For a bit more context...

It's an old shame of mine that I still play World of Warcraft. It's not one of my worst shames—not even in my top 10 (which no, I will not be listing here)—but it’s still not something I'm proud of. For the record, my shame stems from the fact that my subscription money supports an abusive company and its despicable little overpaid executives, not that I still casually enjoy WoW; you should all know by now that I have dull, trash tastes.

Despite those misgivings, I’m still fond of the world of Azeroth. It’s by-the-numbers kitchen sink pop-fantasy done in a maximalist visual style and tone that evoke the feeling of "Fisher-Price toy set but for grownups", and it's been copied and emulated so much over the decades that it sometimes evokes Seinfeld-esque disgust for being so quaint and unoriginal nowadays, despite originating many of those styles, tropes, and moods. But it introduced me to online gaming and fandom in a way that has shaped much of the creature I have become. It gave me a hobby, friends and loved ones whom I still play with to this day, and perspectives I'd otherwise lack; I can’t not care about it on some level.

Fortunately for me, the kind of nostalgia I get for my earlier memories of Warcraft doesn’t involve me running Molten Core on a private German permadeath server for the millionth time or some such. Instead, it makes me turn toward the weird peripherals from the early days of the IP; the spin-off board games, the card game from before they came up with Hearthstone, the handful of comic books and novels I managed to read, etc.

And World of Warcraft: The Roleplaying Game is right at the top of that list.

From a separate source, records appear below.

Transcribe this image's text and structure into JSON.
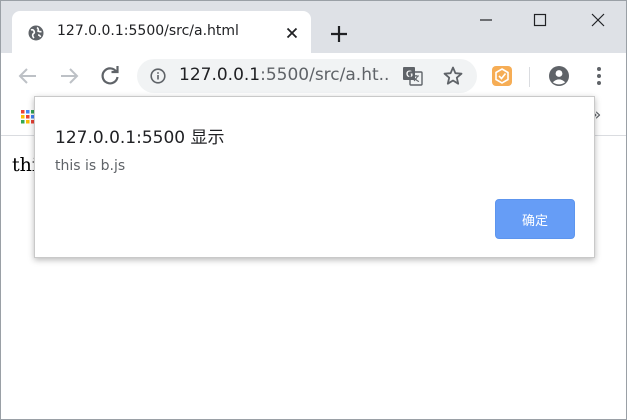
{
  "browser": {
    "tab": {
      "title": "127.0.0.1:5500/src/a.html"
    },
    "omnibox": {
      "url_host": "127.0.0.1",
      "url_path": ":5500/src/a.ht..."
    },
    "bookmarks_overflow": "»"
  },
  "page": {
    "visible_text": "thi"
  },
  "dialog": {
    "title": "127.0.0.1:5500 显示",
    "message": "this is b.js",
    "ok_label": "确定"
  },
  "colors": {
    "tabstrip": "#dee1e6",
    "ok_button": "#669df6",
    "extension": "#f6ad55"
  },
  "icons": {
    "tab_favicon": "globe-icon",
    "tab_close": "close-icon",
    "new_tab": "plus-icon",
    "minimize": "minimize-icon",
    "maximize": "maximize-icon",
    "window_close": "close-icon",
    "back": "back-arrow-icon",
    "forward": "forward-arrow-icon",
    "reload": "reload-icon",
    "site_info": "info-icon",
    "translate": "translate-icon",
    "bookmark": "star-icon",
    "extension": "extension-icon",
    "profile": "profile-icon",
    "menu": "kebab-menu-icon",
    "apps": "apps-grid-icon"
  }
}
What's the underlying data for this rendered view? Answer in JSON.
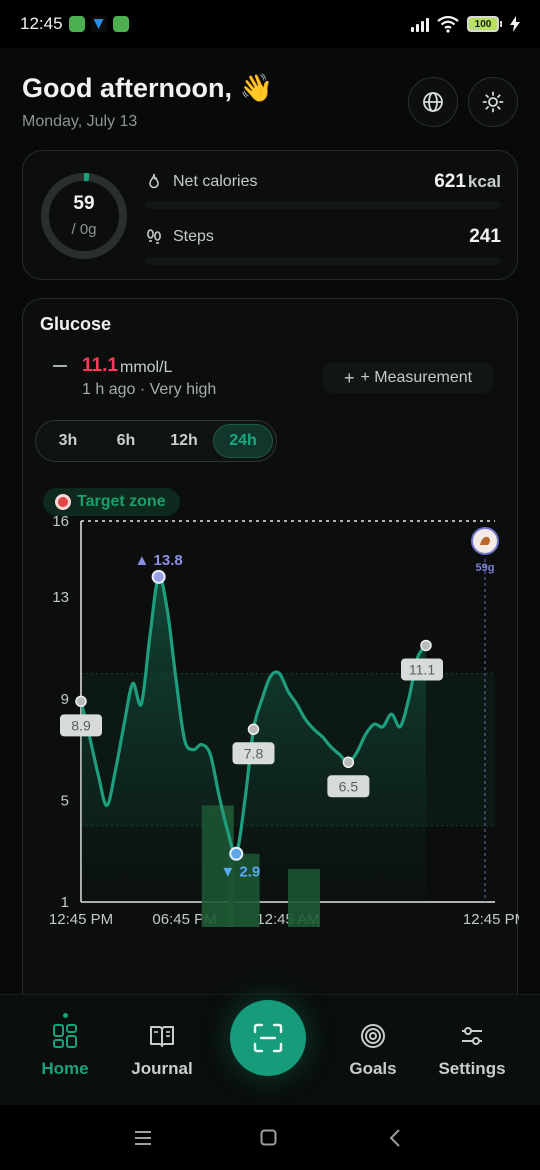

The WoW RPG is the d20 tabletop port of WoW published under the Sword & Sorcery label, which included many properties during the early 2000s OGL craze that I call the 3E Gold Rush. It’s also the sequel to the Warcraft RPG, which makes it one of those rare instances where two editions of a game were both made for 3.5E rules, rather than one being made for 3.0E and the other updating it by +0.5.

Let's get it out of the way now that 3E d20 was never a good match for anything Warcraft. 4E and 5E came a little closer to capturing the feeling, but nothing short of a bespoke system made from the ground up would ever "feel" like WoW, and I doubt Blizzard will ever bother with that. But that's okay, because I'm happy to explore and fiddle with the failed attempt, and find everything about it that I like.

I should probably save the rest of the history talk for an actual blog post on the subject, and just get on with my point: I decided to kill two birds with one stone by turning this trip down memory lane into an exercise in good old-fashioned class handbook creation.

I have never made a handbook before in my life, and I don’t think anyone on the internet has ever written extensively on my subject here, so let’s bumble around in the dark together shall we?